With the first word of the fourth line (only the ninth word of the poem!) he introduces an anonymous addressee in a two-word line that also injects the first human note (the camera is now in closeup range), who links the idea of feeling not only in the physical present but also to the poet. Like him, the absent addressee would, if present also feel hardly a breeze.
This clause, which has the first verb in the poem, slides
across two lines, joining the poem’s two quatrains and the two halves of its
rhyme scheme, softening the structural formality. At the same time, Goethe’s
attention has moved from the immense, physically inanimate images of mountain
and treetops, to the living emotion he shares with a friend (lover?) and then
to much smaller living creatures, little birds (Vöglein: lein is the
diminutive, the umlauted o makes the word plural), who are silent in the woods. And then we have the quietly
dramatic shift, which transforms a delicate and intricate nature poem into a
solemn reassurance of impending “peace.” Ruh reappears in the last line as a
verb, ruhest, you will soon be at peace yourself, too. The verse expires like a
whisper.
>>>
Of his translation, Lehman comments that he aimed to preserve the simplicity and economy of the original, though he had to sacrifice most of the rhymes. He incorporated a principle of symmetry: each of the first four lines consists of three words; lines five and six contain six words each; and the closing couplet balances two four-word lines. With the final rhyme and the triple iteration of the word "quiet," he hoped to communicate something of the poem's haunting quality. In its admixture of death and rest and travel, Goethe's lyric might be read alongside Robert Frost's "Stopping by Woods on a Snowy Evening."

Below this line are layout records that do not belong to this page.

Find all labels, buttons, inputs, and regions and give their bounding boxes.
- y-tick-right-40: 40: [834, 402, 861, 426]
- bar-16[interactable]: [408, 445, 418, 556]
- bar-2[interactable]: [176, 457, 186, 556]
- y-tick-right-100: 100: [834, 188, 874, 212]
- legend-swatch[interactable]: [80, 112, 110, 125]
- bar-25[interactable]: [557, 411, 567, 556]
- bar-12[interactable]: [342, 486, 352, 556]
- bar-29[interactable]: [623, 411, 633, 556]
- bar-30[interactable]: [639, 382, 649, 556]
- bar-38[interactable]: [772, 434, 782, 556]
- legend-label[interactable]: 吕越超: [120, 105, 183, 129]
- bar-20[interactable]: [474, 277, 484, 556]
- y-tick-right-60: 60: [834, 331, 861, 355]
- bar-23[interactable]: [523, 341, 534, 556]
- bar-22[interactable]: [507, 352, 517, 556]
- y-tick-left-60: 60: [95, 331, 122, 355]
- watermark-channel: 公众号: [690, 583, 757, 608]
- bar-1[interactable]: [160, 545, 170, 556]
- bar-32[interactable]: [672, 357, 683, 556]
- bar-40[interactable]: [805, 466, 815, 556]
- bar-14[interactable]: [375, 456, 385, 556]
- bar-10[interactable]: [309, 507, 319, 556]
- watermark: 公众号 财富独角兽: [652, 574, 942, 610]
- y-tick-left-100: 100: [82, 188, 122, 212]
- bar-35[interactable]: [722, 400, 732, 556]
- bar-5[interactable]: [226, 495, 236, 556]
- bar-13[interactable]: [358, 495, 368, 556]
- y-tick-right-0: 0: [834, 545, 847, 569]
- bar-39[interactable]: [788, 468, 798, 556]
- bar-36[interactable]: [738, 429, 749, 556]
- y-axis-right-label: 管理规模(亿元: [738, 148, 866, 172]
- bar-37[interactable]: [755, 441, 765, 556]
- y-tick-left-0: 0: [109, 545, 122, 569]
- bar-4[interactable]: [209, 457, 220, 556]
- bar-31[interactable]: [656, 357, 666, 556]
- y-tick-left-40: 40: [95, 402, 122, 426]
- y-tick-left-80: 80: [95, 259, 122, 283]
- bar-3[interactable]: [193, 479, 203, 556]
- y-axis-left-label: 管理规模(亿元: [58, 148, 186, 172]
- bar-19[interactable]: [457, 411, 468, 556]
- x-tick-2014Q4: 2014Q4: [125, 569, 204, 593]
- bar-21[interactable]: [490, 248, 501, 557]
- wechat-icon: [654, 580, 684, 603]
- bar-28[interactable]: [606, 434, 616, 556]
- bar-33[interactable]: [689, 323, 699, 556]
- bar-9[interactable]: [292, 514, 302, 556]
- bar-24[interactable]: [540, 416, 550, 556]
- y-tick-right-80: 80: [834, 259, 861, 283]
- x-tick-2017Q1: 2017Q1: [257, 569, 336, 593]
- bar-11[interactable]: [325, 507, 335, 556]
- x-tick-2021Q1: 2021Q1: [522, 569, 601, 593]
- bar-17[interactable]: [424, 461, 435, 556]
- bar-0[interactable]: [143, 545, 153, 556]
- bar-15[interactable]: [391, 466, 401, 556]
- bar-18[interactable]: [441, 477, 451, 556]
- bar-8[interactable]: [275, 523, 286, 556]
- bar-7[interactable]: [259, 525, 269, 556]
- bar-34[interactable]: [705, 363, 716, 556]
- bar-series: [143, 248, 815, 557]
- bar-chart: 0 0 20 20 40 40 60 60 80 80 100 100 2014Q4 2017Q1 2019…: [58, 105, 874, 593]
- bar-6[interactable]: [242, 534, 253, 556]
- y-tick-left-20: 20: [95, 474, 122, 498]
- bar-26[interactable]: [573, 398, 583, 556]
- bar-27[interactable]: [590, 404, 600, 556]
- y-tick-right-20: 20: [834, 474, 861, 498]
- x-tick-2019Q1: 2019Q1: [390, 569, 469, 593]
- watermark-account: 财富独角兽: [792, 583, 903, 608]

Thanks, DL---Wonderful piece & great translation of a poem I didn't know. What explosive economy!
Posted by: Terence Winch | July 15, 2013 at 01:40 PM
An extraordinarily beautiful translation, DL. It has its own life, rendered limpid in English. Thanks, too, to Raymond Sokolov for his post. In this crazy world it is good to see that these things still matter. Matter more, actually. Don't stop.